When you are browsing the web in order to buy a certain product, you have got to process a lot of information. As we have been taught in class extensively, a website’s Recommendation Agent (RA) can help consumers to make purchasing decisions. Shoppers are loyal to e-stores that enable them to function efficiently.
Before M. Aljukhadar et. al (2012) conducted their research on consumer’s use of an RA to cope with information overload, little was researched about a consumer’s likelihood of using an RA or conforming to its recommendations. Therefore, they investigated several approaches to measurement of product information load; the relationship between delivered information load and perceived information overload; using an RA to indicate occurrence of information overload; effects on information overload on decision strategy while accounting for consumer’s need for cognition; and information overload and decision strategy on several performance measures.

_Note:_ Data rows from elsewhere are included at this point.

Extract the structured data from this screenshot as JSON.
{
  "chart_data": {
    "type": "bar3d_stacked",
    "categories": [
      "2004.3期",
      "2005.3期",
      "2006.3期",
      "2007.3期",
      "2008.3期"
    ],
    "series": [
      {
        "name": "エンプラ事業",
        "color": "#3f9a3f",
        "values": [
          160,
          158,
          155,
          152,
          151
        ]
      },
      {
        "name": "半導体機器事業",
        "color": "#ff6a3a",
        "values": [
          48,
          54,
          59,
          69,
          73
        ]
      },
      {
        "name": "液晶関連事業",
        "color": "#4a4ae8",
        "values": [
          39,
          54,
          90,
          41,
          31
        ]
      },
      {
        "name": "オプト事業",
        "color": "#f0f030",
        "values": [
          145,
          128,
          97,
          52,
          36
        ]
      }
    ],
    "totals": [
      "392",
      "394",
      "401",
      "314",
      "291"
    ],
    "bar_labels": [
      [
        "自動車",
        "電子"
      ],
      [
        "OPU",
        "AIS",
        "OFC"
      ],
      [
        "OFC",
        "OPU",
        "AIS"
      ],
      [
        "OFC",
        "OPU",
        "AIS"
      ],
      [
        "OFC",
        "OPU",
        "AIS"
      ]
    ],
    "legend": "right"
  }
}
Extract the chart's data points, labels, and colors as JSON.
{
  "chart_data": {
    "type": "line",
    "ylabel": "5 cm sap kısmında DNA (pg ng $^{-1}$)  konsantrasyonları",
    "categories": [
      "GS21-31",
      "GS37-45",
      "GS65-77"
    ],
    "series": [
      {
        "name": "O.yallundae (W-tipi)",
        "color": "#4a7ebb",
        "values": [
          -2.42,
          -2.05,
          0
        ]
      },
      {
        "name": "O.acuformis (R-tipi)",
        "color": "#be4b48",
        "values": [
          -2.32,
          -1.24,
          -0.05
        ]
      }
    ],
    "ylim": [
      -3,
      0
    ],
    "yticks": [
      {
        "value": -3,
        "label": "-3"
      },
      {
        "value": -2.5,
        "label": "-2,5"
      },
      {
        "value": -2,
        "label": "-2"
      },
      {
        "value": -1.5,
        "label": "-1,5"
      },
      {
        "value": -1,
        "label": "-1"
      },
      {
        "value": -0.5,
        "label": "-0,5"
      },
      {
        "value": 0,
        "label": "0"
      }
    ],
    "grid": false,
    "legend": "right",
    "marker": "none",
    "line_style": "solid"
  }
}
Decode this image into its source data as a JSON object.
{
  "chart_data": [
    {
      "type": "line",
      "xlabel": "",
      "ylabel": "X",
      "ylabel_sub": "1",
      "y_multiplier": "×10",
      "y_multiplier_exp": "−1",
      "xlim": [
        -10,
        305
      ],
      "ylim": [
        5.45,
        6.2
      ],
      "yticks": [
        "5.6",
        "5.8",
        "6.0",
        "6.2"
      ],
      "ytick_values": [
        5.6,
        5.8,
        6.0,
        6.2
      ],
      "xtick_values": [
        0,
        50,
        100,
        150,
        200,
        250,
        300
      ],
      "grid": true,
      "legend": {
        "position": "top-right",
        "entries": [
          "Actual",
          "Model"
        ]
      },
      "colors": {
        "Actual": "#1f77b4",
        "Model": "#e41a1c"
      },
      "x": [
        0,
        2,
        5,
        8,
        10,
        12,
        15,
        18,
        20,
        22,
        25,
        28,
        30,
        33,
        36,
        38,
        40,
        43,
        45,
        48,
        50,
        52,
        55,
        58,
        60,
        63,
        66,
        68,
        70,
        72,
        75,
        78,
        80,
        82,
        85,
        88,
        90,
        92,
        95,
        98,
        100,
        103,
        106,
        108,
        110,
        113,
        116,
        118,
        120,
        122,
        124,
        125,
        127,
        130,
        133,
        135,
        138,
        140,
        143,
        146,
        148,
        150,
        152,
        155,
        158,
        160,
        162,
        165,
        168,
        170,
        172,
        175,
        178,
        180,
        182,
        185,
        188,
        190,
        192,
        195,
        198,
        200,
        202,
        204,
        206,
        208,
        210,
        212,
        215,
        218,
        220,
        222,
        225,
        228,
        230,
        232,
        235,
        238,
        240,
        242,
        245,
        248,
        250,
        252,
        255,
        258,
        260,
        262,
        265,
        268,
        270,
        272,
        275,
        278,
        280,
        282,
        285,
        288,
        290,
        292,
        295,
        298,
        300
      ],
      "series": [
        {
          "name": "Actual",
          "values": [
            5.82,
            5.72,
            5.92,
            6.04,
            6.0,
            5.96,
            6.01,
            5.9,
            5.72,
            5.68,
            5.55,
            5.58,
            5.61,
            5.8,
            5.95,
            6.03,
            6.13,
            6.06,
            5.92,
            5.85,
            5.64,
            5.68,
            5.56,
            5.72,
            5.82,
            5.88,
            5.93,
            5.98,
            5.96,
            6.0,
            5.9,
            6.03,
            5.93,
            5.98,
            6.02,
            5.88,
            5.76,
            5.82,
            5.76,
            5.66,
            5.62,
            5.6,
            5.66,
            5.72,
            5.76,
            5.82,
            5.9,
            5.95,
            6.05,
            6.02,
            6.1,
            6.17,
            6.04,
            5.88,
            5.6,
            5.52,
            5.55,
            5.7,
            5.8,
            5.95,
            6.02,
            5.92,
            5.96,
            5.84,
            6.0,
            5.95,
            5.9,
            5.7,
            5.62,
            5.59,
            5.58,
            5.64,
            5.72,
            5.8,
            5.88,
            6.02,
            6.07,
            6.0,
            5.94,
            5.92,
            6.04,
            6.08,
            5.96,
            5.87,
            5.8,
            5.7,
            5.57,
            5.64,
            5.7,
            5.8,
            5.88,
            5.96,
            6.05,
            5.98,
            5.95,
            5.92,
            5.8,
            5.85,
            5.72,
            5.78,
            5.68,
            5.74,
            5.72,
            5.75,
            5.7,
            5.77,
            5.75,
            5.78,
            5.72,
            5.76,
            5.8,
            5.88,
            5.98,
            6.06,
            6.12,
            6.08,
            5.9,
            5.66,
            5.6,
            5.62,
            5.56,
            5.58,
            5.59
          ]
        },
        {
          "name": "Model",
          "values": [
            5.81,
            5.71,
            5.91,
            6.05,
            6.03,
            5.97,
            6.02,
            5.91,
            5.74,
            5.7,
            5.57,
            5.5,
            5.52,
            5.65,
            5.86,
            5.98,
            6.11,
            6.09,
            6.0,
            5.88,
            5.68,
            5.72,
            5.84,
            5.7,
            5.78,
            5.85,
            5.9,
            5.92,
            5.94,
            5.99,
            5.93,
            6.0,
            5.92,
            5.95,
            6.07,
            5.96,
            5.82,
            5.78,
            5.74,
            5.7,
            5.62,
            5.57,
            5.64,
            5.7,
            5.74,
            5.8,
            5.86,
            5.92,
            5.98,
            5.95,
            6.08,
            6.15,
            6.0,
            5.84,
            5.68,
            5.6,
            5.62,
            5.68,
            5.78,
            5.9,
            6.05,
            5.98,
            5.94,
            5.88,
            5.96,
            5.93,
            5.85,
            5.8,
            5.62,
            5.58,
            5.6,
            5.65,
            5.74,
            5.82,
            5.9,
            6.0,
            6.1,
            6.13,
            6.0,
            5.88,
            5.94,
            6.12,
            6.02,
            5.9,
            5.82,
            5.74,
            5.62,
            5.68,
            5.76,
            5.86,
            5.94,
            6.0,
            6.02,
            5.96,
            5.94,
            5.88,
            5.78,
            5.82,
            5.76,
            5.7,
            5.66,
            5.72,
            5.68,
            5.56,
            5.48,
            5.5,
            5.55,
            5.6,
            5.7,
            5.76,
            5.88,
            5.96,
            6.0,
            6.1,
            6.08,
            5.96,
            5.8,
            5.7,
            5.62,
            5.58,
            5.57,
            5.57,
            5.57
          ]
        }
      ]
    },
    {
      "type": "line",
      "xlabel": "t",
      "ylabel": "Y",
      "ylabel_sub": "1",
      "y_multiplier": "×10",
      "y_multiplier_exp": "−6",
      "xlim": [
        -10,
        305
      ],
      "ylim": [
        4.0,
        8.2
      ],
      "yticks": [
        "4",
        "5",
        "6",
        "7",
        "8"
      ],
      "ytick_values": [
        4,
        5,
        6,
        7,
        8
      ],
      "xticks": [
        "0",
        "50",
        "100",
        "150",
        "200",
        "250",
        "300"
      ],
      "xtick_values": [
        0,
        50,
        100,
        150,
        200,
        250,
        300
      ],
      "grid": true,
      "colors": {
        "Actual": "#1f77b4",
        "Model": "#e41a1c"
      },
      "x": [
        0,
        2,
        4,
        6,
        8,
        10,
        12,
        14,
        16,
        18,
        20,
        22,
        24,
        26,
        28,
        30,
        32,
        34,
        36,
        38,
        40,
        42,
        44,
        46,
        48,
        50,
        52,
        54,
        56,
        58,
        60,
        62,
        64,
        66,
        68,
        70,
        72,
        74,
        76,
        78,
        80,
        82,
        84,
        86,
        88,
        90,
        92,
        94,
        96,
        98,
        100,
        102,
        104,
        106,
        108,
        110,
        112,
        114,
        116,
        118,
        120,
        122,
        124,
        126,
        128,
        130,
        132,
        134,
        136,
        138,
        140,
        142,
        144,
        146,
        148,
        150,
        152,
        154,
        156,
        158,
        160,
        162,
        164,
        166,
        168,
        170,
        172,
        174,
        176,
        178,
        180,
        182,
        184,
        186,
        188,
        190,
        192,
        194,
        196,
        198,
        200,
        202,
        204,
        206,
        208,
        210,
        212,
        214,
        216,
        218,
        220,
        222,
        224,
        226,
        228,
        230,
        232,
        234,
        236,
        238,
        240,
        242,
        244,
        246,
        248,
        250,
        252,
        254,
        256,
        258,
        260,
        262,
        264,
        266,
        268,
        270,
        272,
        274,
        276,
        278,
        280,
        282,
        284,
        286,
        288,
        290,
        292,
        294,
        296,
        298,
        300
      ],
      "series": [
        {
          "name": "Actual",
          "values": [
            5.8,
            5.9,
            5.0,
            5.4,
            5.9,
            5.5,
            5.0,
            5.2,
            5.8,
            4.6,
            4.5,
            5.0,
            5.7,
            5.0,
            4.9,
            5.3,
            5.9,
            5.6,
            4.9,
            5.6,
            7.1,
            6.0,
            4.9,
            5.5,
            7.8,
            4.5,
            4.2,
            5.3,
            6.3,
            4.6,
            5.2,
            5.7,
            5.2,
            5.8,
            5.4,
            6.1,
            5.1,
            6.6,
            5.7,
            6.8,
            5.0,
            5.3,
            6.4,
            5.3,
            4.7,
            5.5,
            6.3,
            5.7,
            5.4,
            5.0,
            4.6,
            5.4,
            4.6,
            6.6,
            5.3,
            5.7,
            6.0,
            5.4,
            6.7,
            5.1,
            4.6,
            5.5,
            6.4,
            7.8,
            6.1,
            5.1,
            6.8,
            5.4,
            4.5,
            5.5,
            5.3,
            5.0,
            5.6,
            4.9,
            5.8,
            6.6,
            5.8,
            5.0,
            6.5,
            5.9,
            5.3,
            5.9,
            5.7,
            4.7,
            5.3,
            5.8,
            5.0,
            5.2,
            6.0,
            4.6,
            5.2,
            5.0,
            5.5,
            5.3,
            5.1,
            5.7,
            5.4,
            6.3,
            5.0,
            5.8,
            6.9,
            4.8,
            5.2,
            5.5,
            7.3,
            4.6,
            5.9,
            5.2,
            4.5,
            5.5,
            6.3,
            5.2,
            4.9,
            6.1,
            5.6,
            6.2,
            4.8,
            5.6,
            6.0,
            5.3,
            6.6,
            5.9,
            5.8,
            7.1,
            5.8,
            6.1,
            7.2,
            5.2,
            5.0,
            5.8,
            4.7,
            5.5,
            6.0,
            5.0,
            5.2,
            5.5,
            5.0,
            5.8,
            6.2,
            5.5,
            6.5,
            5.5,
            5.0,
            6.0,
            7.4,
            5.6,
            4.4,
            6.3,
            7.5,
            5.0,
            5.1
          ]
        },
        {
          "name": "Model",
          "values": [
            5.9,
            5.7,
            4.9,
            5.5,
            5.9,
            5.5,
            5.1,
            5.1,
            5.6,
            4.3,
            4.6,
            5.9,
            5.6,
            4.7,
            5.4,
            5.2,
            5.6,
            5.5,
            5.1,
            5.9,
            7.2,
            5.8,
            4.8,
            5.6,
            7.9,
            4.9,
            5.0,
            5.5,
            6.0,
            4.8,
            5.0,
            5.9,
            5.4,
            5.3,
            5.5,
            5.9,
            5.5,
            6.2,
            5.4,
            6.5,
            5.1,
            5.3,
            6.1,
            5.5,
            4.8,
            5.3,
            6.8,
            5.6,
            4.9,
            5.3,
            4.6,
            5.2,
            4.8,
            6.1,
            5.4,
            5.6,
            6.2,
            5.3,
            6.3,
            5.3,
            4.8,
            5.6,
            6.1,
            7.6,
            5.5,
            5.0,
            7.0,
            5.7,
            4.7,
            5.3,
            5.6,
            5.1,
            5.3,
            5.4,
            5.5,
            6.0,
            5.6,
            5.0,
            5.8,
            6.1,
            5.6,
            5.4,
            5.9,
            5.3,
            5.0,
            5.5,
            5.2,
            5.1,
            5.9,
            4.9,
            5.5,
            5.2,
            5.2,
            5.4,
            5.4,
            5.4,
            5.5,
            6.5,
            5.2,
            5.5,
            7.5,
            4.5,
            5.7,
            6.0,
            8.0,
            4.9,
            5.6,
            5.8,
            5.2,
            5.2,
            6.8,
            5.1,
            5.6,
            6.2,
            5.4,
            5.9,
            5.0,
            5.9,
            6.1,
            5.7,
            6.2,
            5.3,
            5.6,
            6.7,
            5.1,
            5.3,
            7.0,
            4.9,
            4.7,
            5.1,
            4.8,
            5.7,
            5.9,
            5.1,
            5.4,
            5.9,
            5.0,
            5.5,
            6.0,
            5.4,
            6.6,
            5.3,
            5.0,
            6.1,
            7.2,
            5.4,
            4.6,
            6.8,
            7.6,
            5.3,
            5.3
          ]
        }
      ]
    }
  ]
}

The researchers created a fictitious retailer website that offered laptops. They chose three levels for the number of alternatives as well as for attributes. As consumer’s normally consider many attributes when shopping for complex search goods such as a laptop, the researchers included a high number of attributes. 466 participants were asked to choose a laptop they would seriously consider buying and needed to rate the importance of each laptop attribute. Afterwards, the participants could choose to click on a link to the recommendation according to their preferences.
Participants also were asked whether there was too much information to make a choice on two seven point scales and on two additional scales on how satisfied they were with the choice they made, in order to test perceived information load and choice confidence respectively. The need for cognition was measured by asking to fill in an 18-item scale, e.g. “I find satisfaction in deliberating hard and for long hours”.
The researchers found that overload was actually experienced by consumers and that the relationship between information load and perceived overload was curvilinear. Participants who experienced high information overload, consulted the RA and accepted its recommendation more often than those who did not experience overload. When overloaded, a consumer with low need for cognition is more likely to consult an RA and vice versa. Moreover, as information overload increases, choice quality improves when consulting an RA. Thus, particularly in complex situations, the use of an RA has a positive effect on choice quality.
While using an RA upholds choice confidence, confidence will decrease for a consumer who contradicts the recommendation. The relationship between perceived information overload and e-store interactivity is curvilinear as well. The researches propose two possible explanations for this: first, the use of an RA makes choice accuracy feedback immediate and tangible. Second, rejecting a personalized and accurate recommendation leads a user to face more choice difficulty and cognitive dissonance, which results in less choice confidence and lower satisfaction with the performance of the webstore.
Given these results, it would be advisable to webstores to proactively show product recommendations when information overload is high. Also, RAs should provide accurate advice. Lastly, apply other measures to increase the number of shoppers that conform to the recommendations.
Source
Aljukhadar, Muhammad, Sylvain Senecal, and Charles-Etienne Daoust. “Using recommendation agents to cope with information overload.” International Journal of Electronic Commerce 17.2 (2012): 41-70.